Pour le quotidien, le jugement du juge Vaillancourt dit en substance que les règles du Sénat étaient pourries. Mais ça, les Canadiens l’avaient compris depuis plusieurs mois déjà. Et s’ils seront choqués par le verdict, on sait maintenant que ce genre de comportement ne sera plus toléré. C’est ça de gagné.

N’empêche : si Mike Duffy décide de revenir au Sénat, tous les petits pas faits par l’institution pour redorer son blason depuis un an seront perdus, croit Don Martin, animateur et chroniqueur pour CTV. Cela ravivera l’impression que les profiteurs de fonds publics ont encore leur place à la Chambre haute, se désole-t-il.

Le verdict est aussi surprenant que choquant, selon lui. La Couronne a mal fait son travail, pense Martin, et Duffy s’en tire malgré une série de gestes clairement non éthiques : contrats à un ami, dépenses de voyages et de résidence discutables, tout était bon.

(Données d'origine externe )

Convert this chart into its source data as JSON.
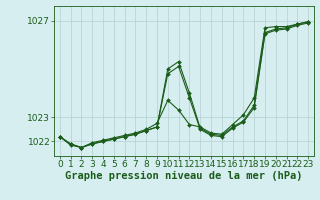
{
  "bg_color": "#d7eef0",
  "grid_color": "#b8d4d6",
  "line_color": "#1a5c1a",
  "marker_color": "#1a5c1a",
  "xlabel": "Graphe pression niveau de la mer (hPa)",
  "xlabel_fontsize": 7.5,
  "tick_fontsize": 6.5,
  "yticks": [
    1022,
    1023,
    1027
  ],
  "ylim": [
    1021.4,
    1027.6
  ],
  "xlim": [
    -0.5,
    23.5
  ],
  "xticks": [
    0,
    1,
    2,
    3,
    4,
    5,
    6,
    7,
    8,
    9,
    10,
    11,
    12,
    13,
    14,
    15,
    16,
    17,
    18,
    19,
    20,
    21,
    22,
    23
  ],
  "series": [
    [
      1022.2,
      1021.85,
      1021.75,
      1021.95,
      1022.05,
      1022.15,
      1022.25,
      1022.35,
      1022.5,
      1022.75,
      1023.7,
      1023.3,
      1022.7,
      1022.6,
      1022.35,
      1022.3,
      1022.7,
      1023.1,
      1023.8,
      1026.7,
      1026.75,
      1026.75,
      1026.85,
      1026.95
    ],
    [
      1022.2,
      1021.9,
      1021.75,
      1021.9,
      1022.0,
      1022.1,
      1022.2,
      1022.3,
      1022.45,
      1022.6,
      1025.0,
      1025.3,
      1024.0,
      1022.55,
      1022.3,
      1022.25,
      1022.6,
      1022.85,
      1023.5,
      1026.5,
      1026.65,
      1026.7,
      1026.85,
      1026.95
    ],
    [
      1022.2,
      1021.9,
      1021.75,
      1021.9,
      1022.0,
      1022.1,
      1022.2,
      1022.3,
      1022.45,
      1022.6,
      1024.8,
      1025.1,
      1023.8,
      1022.5,
      1022.25,
      1022.2,
      1022.55,
      1022.8,
      1023.4,
      1026.45,
      1026.6,
      1026.65,
      1026.8,
      1026.9
    ]
  ]
}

Au final, ceux qui sont montrés du doigt — les membres du Bureau du premier ministre (BPM) — ne savaient même pas qu’ils étaient en procès, dit-il pour illustrer le caractère particulier du jugement.

Harper

De fait, c’est l’ancien gouvernement Harper qui écope le plus, ajoute le Toronto Star en éditorial. Et ce n’est là que justice, pense le quotidien. Le Star souligne les mots durs employés par le juge Vaillancourt pour décrire les « machinations sordides » du gouvernement. Mike Duffy pensait respecter les règles, et le juge a accepté sa version des faits.

Le vrai scandale est donc ailleurs : dans tous les efforts déployés par le BPM pour étouffer l’affaire et s’assurer que le public ne soit pas au courant de ce qui se tramait. Une attitude totalement inacceptable dans une démocratie, affirme le Star.

Le scénario monté par le BPM n’était pas au bénéfice de Mike Duffy, mais bien pour celui du gouvernement. C’était de la gestion de crise à son meilleur (ou à son pire). En descendant si bas, les conservateurs ont trahi la confiance du public, entaché leur image et l’héritage de Stephen Harper, et humilié le Sénat : un gros gâchis, dit le Star.

Dans le Globe and Mail, Margaret Wente se demande ce que nous avons appris avec cette histoire. Que le Sénat n’est pas ce lieu de réflexion indépendant, mais bien un repaire de soldats loyaux qui prennent leurs ordres de stratèges politiques du parti ? Grosse surprise, raille-t-elle…

Au final, le scandale n’a pas changé grand-chose, pense Wente. Les sénateurs demeurent non élus et libres d’exercer leur pouvoir comme ils le veulent, et toute l’institution est foncièrement non démocratique. Or, ce problème-là n’a pas été réglé avec le procès Duffy.

La marijuana

La Journée internationale du cannabis a été particulièrement populaire cette année. Une photo prise du rassemblement sur la colline parlementaire à Ottawa mercredi montrait une foule dense… et un solide nuage de fumée flottant à deux pieds au-dessus des têtes.

C’est aussi le moment que le gouvernement libéral a choisi pour confirmer son intention de légaliser la marijuana d’ici le printemps prochain. Mais le Globe and Mail se demande ce qui va se passer d’ici là.

Théoriquement, les lois demeurent claires et sévères à l’égard des gens arrêtés pour possession ou trafic de mari. Mais elles sont aussi pleines de zones grises, à cause des dispositions sur la marijuana thérapeutique. Et cette zone grise s’est agrandie depuis l’arrivée au pouvoir des libéraux, note le Globe. Actuellement, c’est comme si les lois contre la possession et la vente de marijuana avaient déjà été abolies, et que personne ne s’en soucie. Ce n’est pas souhaitable.

Le quotidien demande à Ottawa de dire clairement à la population et aux policiers ce qu’ils doivent faire d’ici l’an prochain.